The real question was a completely different one. 

I followed Asa's example and looked down at my feet on the pavement below us. "Why didn't you tell me? I would've understood." 

"The same reason why I asked a ridiculous fifty dollars for 'protecting' you when you first approached me." 

My eyes shot up to Asa. "What?" 

Asa kept his gaze trained on the ground. His shoulders rose and fell.

"You're one of the cutest guys I ever met and I wanted to scare you away." He frowned. "I wanted you and I wanted to scare you away simultaneously. Does that make sense?"

"I--"  I opened and closed my mouth, realising I didn't exactly have words ready to follow up with. No, not really. It didn't make much sense to me, especially the part where I was one of the cutest guys he'd ever met. 

Despite telling myself I shouldn't like Asa anymore, the red crept up to my burning cheeks anyway at the compliment. I couldn't stop my treacherous body from responding to him.

Asa leaned against the bench, tilting his head back to look up at the sky. He let out a humourless chuckle.  

"You're right.

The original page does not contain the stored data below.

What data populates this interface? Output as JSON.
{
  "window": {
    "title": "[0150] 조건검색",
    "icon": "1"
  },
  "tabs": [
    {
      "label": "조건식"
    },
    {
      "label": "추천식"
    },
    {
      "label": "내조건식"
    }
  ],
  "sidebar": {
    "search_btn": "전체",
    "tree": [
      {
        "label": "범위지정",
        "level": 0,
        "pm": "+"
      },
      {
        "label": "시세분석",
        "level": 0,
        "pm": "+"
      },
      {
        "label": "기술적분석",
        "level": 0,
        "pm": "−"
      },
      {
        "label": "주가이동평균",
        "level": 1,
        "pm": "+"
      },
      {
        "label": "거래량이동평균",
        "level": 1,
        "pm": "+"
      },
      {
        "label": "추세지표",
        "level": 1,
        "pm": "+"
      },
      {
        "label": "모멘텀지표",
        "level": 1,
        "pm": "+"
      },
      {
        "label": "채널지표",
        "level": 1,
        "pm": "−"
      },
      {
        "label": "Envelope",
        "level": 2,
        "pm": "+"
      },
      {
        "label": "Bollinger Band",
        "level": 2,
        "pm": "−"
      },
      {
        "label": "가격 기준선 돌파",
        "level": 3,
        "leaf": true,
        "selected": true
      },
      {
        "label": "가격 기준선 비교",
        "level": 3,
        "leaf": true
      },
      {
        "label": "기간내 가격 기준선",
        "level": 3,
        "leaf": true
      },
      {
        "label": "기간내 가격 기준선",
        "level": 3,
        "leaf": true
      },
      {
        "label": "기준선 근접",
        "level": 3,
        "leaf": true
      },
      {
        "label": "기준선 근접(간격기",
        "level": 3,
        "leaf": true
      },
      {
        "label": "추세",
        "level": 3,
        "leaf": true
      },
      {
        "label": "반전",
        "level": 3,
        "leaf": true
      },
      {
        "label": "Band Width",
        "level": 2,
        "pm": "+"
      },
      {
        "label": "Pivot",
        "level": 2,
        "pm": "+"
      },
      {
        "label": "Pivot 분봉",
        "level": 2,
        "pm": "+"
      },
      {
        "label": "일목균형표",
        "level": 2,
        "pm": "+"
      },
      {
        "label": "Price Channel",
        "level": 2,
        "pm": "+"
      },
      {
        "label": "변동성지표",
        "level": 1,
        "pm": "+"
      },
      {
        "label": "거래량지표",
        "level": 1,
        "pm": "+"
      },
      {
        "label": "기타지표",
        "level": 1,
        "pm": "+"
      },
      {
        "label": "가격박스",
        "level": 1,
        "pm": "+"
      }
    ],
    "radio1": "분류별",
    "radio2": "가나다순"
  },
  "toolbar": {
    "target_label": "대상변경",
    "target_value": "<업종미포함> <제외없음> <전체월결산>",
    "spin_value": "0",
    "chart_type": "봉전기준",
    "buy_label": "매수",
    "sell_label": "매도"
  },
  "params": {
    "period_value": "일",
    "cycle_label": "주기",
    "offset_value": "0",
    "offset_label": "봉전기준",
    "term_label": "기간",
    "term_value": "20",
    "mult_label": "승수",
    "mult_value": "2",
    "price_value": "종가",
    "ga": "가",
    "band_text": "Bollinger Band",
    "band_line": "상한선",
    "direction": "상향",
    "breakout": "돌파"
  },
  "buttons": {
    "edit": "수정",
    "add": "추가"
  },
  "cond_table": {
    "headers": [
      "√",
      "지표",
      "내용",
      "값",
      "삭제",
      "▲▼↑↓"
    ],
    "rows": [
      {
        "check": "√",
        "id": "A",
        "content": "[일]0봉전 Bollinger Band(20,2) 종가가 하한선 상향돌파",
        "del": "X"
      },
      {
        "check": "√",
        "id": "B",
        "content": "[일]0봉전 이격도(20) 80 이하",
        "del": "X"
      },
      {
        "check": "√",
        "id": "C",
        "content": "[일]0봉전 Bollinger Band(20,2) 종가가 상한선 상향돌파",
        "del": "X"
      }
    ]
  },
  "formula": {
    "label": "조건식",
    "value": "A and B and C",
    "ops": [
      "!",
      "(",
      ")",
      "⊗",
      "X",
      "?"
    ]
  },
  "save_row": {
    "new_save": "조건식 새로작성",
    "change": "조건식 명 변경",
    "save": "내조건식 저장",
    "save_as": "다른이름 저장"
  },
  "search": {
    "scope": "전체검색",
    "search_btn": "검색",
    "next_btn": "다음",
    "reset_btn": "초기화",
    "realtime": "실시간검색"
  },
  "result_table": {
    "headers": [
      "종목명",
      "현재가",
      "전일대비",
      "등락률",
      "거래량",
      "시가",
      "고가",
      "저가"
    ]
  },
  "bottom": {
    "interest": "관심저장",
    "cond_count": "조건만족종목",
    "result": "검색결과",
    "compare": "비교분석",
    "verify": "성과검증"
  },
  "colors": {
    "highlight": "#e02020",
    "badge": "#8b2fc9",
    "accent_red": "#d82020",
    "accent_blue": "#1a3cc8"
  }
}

I haven't had relationships. Or many friendships... Not any, right now. That's why my aunt and uncle are so protective. They've seen people come and leave and me fucking it up."

"This happened before," I muttered. "You've done what you did to me with your 'assistants' as Cindy put it." 

"No," Asa replied, rubbing his temples with his eyes squeezed shut. "No," he repeated. "Not like this. I never told any of them about my psych. Nor about the fact that I used to do mathlete competitions, that I was a researcher, and I don't live with my parents anymore."

"You didn't exactly tell me those things either."

My sheepish remark made a ghost of a smile flicker across Asa's face, but his brows furrowed immediately after. 

"I wouldn't have told you. Because if you knew about me -- I thought." Asa paused. "I thought you'd-- It's not right. I mean, if you have to trick yourself and your conscience to keep doing your job. If you have to ignore your gut twisting, telling you it's not right every day, then it's not... Right?" 

Asa's cobalt blue eyes darted to me. He seemed to be searching for something. An answer. Some sort of reaction. 

"Right," I agreed, because I figured Asa needed me to. 

Asa's gaze shifted to the pavement again. "I was sure you wouldn't want anything to do with me anymore if you knew. Why would you? I was so sure you'd judge me and be disgusted and then... you weren't." 

For the second time today, I found myself at a loss for words. Here I was, thinking Asa didn't give a shit about what people thought all this time. I mean, you needed to have a certain type of 'fuck everyone's opinion' attitude to ride a pink Barbie bike as a male teenager. 

But that was a different kind of not caring. Or rather, it was not caring on another level. A pink bike and rumours about schoolyard fights with jocks weren't comparable to developing killer algorithms.